Here, we calculate the daily percentage returns of the strategy by multiplying the daily percentage change in the option price with the trading position. The cumulative strategy return is then computed, representing the overall performance of the strategy over time.

# Display the first few rows of the options dataset with strategy returns
print(options_dataset[['lastPrice', 'Predicted_Price', 'Signal', 'Position', 'Strategy_Return', 'Cumulative_Strategy_Return']].head())

Finally, the code displays the initial rows of the options dataset augmented with the strategy-related columns. This provides an insight into how the option prices, signals, positions, and strategy returns evolve over the specified period.

Conclusion and Future Directions

In this tutorial, we have embarked on a journey to develop an AI-powered option trading strategy using Python.
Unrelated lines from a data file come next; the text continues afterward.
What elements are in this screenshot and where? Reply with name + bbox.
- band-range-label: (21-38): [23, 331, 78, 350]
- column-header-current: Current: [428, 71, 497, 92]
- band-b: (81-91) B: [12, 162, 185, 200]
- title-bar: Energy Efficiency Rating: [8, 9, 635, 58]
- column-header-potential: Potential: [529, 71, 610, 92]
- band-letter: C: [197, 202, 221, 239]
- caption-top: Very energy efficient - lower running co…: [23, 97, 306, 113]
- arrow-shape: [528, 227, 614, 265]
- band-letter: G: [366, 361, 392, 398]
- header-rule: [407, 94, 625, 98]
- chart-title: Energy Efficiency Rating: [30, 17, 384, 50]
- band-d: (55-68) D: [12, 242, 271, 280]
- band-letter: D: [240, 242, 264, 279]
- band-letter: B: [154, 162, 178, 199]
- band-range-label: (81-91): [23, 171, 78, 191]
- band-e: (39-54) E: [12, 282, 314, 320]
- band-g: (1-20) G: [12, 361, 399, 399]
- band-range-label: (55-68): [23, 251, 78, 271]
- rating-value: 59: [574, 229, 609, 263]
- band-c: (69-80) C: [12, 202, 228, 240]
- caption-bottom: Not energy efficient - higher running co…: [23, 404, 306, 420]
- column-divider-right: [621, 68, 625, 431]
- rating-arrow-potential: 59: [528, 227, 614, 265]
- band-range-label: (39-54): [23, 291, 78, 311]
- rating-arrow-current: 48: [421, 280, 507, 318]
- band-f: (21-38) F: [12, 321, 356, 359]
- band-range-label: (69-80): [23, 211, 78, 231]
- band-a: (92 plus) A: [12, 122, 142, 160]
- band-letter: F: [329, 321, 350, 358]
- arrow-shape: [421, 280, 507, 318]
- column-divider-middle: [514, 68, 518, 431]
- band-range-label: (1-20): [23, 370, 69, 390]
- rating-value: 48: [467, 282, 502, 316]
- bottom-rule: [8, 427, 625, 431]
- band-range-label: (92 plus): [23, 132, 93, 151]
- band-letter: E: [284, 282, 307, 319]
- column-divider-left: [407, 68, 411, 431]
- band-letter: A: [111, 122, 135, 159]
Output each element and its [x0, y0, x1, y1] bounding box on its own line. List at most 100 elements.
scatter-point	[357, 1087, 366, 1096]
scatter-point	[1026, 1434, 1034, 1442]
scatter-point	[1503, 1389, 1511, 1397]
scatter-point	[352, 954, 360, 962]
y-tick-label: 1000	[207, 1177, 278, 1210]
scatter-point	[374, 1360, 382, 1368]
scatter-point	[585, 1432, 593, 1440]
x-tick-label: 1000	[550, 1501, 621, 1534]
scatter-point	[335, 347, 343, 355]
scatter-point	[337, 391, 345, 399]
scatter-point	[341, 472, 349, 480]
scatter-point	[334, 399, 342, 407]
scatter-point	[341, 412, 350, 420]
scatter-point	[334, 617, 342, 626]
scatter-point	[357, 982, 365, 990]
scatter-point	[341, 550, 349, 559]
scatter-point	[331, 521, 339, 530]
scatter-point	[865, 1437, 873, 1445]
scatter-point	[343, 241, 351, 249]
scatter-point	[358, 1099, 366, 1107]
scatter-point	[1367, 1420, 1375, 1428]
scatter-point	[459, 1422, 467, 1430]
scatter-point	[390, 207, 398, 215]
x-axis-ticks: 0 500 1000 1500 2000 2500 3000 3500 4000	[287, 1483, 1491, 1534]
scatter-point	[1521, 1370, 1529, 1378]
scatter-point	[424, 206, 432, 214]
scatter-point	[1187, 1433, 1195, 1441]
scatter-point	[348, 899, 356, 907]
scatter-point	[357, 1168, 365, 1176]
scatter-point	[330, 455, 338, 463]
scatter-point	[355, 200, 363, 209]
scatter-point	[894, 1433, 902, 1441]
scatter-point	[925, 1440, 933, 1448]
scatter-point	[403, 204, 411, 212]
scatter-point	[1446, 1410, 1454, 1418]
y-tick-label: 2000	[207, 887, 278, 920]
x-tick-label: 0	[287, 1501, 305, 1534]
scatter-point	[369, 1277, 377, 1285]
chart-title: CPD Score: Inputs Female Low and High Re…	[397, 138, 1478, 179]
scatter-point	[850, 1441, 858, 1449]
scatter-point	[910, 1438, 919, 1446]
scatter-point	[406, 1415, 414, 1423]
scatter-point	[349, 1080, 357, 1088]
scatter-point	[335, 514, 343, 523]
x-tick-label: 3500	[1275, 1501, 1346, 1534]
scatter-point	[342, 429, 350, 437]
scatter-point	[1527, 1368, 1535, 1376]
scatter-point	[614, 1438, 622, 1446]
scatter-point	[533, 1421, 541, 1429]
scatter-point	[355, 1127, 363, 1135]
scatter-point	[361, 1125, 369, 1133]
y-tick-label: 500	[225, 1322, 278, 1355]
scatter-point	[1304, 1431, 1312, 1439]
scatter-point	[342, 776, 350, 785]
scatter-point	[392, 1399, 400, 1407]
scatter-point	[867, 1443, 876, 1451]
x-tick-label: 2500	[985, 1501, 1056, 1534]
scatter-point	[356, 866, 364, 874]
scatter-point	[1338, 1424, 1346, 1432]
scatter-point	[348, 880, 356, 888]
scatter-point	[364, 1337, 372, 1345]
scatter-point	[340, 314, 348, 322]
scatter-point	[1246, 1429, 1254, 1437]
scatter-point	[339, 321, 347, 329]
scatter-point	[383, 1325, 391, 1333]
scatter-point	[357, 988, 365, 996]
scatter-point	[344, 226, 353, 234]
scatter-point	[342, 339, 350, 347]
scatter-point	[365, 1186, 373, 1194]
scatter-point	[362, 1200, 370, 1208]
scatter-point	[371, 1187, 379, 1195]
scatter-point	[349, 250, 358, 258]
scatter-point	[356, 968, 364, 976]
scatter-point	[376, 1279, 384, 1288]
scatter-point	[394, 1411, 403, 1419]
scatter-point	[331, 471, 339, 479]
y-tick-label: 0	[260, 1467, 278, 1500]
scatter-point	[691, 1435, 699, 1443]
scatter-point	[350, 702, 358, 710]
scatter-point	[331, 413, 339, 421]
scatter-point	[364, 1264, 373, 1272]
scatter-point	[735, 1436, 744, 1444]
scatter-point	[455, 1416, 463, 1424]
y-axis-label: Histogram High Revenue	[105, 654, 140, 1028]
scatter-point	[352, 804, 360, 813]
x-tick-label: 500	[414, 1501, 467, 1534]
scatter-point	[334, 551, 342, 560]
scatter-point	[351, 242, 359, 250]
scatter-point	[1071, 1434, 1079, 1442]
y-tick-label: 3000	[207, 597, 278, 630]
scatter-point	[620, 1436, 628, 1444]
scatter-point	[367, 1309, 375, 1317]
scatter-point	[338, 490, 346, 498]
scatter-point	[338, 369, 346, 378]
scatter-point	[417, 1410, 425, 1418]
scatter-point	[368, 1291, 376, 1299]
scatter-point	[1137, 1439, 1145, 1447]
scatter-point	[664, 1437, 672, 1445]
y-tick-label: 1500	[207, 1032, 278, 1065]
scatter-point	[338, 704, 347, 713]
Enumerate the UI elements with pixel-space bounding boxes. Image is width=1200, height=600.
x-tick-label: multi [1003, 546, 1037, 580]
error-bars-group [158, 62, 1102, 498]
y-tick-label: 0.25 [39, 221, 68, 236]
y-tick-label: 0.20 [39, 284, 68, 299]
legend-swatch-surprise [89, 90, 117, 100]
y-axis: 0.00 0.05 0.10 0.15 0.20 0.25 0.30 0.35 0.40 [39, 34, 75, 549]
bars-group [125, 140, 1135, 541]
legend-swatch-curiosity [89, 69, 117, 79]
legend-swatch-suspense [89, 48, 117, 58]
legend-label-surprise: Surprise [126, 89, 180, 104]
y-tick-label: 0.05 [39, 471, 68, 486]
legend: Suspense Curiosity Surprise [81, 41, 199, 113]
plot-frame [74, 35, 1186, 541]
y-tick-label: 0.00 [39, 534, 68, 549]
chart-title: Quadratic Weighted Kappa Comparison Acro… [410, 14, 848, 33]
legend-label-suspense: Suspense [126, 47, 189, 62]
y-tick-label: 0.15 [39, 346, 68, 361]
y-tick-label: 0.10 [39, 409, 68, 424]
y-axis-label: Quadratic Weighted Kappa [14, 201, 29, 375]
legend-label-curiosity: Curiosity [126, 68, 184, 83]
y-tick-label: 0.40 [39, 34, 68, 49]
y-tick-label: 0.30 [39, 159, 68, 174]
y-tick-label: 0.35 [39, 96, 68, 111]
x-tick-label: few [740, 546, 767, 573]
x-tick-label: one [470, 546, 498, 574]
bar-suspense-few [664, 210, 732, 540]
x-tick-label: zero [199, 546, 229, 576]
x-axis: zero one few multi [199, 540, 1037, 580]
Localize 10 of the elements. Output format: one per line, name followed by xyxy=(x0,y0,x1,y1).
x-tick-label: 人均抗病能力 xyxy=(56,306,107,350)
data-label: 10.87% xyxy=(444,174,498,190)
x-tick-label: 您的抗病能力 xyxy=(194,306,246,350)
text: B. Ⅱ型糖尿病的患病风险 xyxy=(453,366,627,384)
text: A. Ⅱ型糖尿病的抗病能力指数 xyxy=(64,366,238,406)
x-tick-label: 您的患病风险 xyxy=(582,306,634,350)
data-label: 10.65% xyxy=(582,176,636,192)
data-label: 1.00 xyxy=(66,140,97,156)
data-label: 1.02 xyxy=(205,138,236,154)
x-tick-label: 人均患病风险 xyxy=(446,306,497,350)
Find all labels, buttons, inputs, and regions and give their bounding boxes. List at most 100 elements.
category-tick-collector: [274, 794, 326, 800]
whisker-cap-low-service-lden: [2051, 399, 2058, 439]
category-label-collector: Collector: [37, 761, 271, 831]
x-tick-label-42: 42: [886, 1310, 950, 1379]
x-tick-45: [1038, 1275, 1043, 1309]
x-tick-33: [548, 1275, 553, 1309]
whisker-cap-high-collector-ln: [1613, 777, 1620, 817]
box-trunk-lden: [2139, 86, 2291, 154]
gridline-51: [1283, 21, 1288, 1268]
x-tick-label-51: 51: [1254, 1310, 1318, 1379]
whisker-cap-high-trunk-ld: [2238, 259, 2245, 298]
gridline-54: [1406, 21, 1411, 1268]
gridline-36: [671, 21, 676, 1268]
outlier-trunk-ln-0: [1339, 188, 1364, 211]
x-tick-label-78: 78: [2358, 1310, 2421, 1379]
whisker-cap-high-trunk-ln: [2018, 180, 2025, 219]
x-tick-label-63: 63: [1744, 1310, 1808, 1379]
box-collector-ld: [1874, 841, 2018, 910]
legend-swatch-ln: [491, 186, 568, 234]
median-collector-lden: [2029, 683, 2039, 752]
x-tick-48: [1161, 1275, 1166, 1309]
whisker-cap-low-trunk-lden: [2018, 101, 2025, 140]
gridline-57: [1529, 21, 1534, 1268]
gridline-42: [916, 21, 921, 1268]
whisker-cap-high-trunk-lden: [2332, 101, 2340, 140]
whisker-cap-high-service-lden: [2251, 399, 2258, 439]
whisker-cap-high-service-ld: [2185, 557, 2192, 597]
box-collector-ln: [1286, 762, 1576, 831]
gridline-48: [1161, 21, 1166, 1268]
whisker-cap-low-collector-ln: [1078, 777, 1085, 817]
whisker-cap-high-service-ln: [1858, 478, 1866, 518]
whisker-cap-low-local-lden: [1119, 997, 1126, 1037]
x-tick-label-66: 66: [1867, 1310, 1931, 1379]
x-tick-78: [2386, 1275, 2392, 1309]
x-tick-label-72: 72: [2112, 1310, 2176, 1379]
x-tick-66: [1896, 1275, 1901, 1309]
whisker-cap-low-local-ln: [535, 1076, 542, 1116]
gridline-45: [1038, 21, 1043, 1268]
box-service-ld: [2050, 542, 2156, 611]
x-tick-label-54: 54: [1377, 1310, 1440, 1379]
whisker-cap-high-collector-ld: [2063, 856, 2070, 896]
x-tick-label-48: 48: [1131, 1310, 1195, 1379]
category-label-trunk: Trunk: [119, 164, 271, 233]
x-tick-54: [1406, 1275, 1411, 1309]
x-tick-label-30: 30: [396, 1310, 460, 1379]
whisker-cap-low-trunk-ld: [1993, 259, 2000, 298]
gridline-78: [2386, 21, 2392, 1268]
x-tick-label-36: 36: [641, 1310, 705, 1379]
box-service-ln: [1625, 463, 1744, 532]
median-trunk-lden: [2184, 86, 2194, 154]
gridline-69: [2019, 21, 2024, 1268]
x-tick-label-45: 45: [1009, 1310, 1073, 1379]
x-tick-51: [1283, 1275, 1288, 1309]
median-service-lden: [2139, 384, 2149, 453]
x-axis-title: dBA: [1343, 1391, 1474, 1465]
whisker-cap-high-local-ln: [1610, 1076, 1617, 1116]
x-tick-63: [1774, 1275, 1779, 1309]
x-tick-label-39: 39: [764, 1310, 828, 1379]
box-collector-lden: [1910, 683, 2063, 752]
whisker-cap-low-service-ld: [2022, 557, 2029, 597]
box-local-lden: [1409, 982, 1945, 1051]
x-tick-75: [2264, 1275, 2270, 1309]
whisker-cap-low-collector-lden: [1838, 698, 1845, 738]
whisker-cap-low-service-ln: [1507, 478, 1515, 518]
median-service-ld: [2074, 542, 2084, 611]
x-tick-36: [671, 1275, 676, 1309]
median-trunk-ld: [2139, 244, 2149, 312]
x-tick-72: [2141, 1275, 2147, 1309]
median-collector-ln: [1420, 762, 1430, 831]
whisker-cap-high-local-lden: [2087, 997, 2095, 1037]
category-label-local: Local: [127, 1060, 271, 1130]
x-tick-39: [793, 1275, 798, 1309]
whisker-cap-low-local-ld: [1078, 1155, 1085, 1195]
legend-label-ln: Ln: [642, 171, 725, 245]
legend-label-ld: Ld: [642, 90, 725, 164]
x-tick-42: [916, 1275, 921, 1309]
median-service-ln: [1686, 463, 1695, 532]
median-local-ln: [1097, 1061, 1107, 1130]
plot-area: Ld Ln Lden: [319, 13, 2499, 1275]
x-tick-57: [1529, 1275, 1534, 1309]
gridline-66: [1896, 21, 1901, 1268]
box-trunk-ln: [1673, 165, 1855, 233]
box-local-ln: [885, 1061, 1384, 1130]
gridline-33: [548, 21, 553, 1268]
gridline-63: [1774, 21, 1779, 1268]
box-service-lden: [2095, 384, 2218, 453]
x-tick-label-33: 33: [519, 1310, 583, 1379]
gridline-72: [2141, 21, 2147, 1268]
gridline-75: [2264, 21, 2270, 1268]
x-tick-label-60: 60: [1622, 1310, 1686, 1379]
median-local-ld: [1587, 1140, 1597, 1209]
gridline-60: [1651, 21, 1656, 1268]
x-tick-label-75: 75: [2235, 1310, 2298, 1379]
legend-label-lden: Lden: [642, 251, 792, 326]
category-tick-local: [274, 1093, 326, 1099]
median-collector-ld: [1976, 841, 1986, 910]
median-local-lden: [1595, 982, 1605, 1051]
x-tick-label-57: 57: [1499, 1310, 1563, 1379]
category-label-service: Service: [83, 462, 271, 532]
We covered various crucial steps:

  • Data Acquisition: We utilized the yfinance library to acquire historical price data for JPMorgan and real-time options data. This data served as the foundation for our quantitative analysis.
  • Quantitative Analysis: We performed feature engineering to transform raw options data into features suitable for machine learning. Additionally, we calculated option greeks using the Black-Scholes model, providing essential metrics for understanding option behavior.
  • Model Development: A deep learning model was developed using the Keras library for predicting option prices. The model incorporated various features, including strike price, moneyness, time to expiry, implied volatility, and option greeks.
  • Option Strategy Generation and Backtesting: We generated option trading signals based on model predictions and backtested a simple strategy against historical JPMorgan stock prices. The strategy involved buying or holding options when predicted prices were expected to rise and holding cash otherwise.

5.1 Future Directions:

While our tutorial provides a solid foundation, there are several avenues for further exploration and improvement:

  • Model Enhancement: Consider experimenting with different neural network architectures, hyperparameter tuning, or exploring alternative machine learning algorithms to improve prediction accuracy.
  • Feature Engineering: Explore additional features or technical indicators that might enhance the model’s understanding of market dynamics. This could include sentiment analysis of financial news or incorporating macroeconomic indicators.
  • Risk Management: Integrate robust risk management techniques into the trading strategy. This might involve optimizing position sizes, setting stop-loss orders, or incorporating volatility-based risk metrics.
  • Live Trading Implementation: Transition the strategy from backtesting to live trading in a simulated environment. Ensure that the strategy is resilient to real-world market conditions and latency.
  • Dynamic Strategy Adaptation: Implement mechanisms for the strategy to adapt dynamically to changing market conditions. This could involve retraining the model periodically or incorporating reinforcement learning techniques.
  • Community and Collaboration: Engage with the trading and AI communities to share insights, gather feedback, and collaborate on improving the strategy. Platforms like GitHub provide an excellent space for open-source collaboration.

In conclusion, developing an AI-powered option trading strategy is a complex and dynamic process. It requires a combination of quantitative analysis, machine learning expertise, and a deep understanding of financial markets. As you continue your exploration in this domain, keep refining your models, adapting to market dynamics, and staying informed about the latest advancements in both AI and finance.